In most cases, the class declaration for a system driver should be
within the corresponding source file along with the implementation. In
such cases, the class declaration and all contents of the source file,
excluding the ``GAME``, ``COMP``, or ``CONS`` macro, should be enclosed
in an anonymous namespace (this produces better compiler diagnostics,
allows more aggressive optimisation, reduces the chance of duplicate
symbols, and reduces linking time).
Within a class declaration, there should be one section for each member
access level (``public``, ``protected`` and ``private``) if practical.
This may not be possible in cases where private constants and/or types
need to be declared before public members. Members should use the least
public access level necessary.
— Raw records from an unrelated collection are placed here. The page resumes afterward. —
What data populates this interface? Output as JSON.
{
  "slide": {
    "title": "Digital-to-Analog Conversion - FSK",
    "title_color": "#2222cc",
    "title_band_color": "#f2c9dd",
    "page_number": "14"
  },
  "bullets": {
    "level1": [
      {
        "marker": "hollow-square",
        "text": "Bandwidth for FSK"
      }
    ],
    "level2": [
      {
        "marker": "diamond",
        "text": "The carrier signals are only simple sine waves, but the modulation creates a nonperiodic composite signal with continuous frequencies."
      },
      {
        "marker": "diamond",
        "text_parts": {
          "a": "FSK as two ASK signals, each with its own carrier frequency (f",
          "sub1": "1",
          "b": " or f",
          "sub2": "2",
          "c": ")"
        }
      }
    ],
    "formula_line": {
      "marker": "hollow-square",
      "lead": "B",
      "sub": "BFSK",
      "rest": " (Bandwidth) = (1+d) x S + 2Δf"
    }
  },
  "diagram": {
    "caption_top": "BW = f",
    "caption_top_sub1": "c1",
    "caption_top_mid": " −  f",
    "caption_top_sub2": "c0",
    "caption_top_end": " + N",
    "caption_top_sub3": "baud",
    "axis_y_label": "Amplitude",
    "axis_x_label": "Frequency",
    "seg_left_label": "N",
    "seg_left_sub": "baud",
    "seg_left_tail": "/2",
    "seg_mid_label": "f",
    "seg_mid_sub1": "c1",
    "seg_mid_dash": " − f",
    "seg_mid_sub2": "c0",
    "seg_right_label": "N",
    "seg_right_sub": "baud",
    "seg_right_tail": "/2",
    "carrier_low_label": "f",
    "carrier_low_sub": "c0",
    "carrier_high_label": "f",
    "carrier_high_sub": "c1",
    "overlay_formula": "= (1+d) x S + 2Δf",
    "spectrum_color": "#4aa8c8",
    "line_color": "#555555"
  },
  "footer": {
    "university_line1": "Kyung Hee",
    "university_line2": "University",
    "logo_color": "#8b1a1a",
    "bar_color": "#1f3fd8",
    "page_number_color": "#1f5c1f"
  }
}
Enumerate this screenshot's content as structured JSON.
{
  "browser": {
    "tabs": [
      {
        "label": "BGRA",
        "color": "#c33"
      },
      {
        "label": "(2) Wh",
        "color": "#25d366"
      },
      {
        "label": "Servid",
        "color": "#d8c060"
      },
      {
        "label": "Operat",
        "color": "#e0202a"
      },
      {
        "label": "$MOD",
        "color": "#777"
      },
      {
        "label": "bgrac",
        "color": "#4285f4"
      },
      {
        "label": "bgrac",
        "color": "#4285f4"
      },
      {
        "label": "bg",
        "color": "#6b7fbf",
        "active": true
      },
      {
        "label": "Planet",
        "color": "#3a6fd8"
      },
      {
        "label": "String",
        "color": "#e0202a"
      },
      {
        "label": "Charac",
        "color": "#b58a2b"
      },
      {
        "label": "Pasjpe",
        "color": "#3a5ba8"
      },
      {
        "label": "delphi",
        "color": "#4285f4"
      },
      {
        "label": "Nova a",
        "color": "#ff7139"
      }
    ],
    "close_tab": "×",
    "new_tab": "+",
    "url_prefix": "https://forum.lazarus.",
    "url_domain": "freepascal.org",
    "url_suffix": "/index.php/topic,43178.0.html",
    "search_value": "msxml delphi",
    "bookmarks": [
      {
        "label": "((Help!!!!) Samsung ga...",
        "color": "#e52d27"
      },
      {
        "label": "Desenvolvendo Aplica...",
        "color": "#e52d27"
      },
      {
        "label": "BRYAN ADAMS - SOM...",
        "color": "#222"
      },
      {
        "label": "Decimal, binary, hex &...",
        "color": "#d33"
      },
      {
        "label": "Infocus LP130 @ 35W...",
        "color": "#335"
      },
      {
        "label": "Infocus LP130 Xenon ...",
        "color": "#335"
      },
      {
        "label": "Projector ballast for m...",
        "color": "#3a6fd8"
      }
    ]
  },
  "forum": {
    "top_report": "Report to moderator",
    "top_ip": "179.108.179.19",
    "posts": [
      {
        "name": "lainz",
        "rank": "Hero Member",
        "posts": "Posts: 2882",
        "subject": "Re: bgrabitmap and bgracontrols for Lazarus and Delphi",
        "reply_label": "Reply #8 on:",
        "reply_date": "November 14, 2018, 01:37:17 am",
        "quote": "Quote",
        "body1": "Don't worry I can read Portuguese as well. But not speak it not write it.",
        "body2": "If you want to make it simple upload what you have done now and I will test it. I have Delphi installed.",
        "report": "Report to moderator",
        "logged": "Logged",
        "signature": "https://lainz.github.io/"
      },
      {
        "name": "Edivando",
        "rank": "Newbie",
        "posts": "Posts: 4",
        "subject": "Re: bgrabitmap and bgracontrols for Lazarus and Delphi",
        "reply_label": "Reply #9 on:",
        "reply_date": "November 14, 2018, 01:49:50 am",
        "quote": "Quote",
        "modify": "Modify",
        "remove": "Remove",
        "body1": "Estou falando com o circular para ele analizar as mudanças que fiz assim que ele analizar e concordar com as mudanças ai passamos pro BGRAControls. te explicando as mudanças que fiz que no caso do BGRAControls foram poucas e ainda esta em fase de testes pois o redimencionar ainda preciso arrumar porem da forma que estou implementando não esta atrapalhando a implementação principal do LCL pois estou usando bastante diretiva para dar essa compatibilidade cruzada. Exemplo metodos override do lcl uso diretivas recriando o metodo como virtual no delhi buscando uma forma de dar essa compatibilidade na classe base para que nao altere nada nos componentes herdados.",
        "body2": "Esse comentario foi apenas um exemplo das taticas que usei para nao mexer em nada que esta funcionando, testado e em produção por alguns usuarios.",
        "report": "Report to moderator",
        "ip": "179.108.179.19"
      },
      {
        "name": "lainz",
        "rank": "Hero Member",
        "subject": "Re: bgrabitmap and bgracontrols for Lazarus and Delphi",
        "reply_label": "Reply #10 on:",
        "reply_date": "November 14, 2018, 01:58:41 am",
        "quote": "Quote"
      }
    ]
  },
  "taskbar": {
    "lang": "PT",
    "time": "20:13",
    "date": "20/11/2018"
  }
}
Overridden virtual member functions
should generally use the same access level as the corresponding member
function in the base class.
Class member declarations should be grouped to aid understanding:
* Within a member access level section, constants, types, data members,
instance member functions and static member functions should be
grouped.
* In device classes, configuration member functions should be grouped
separately from live signal member functions.
* Overridden virtual member functions should be grouped according to the
base classes they are inherited from.
For classes with multiple overloaded constructors, constructor
delegation should be used where possible to avoid repeated member
initialiser lists.
Constants which are used by a device or machine driver should be in the
form of explicitly-sized enumerated values within the class declaration,
or be relegated to ``#define`` macros within the source file. This
helps avoid polluting the preprocessor.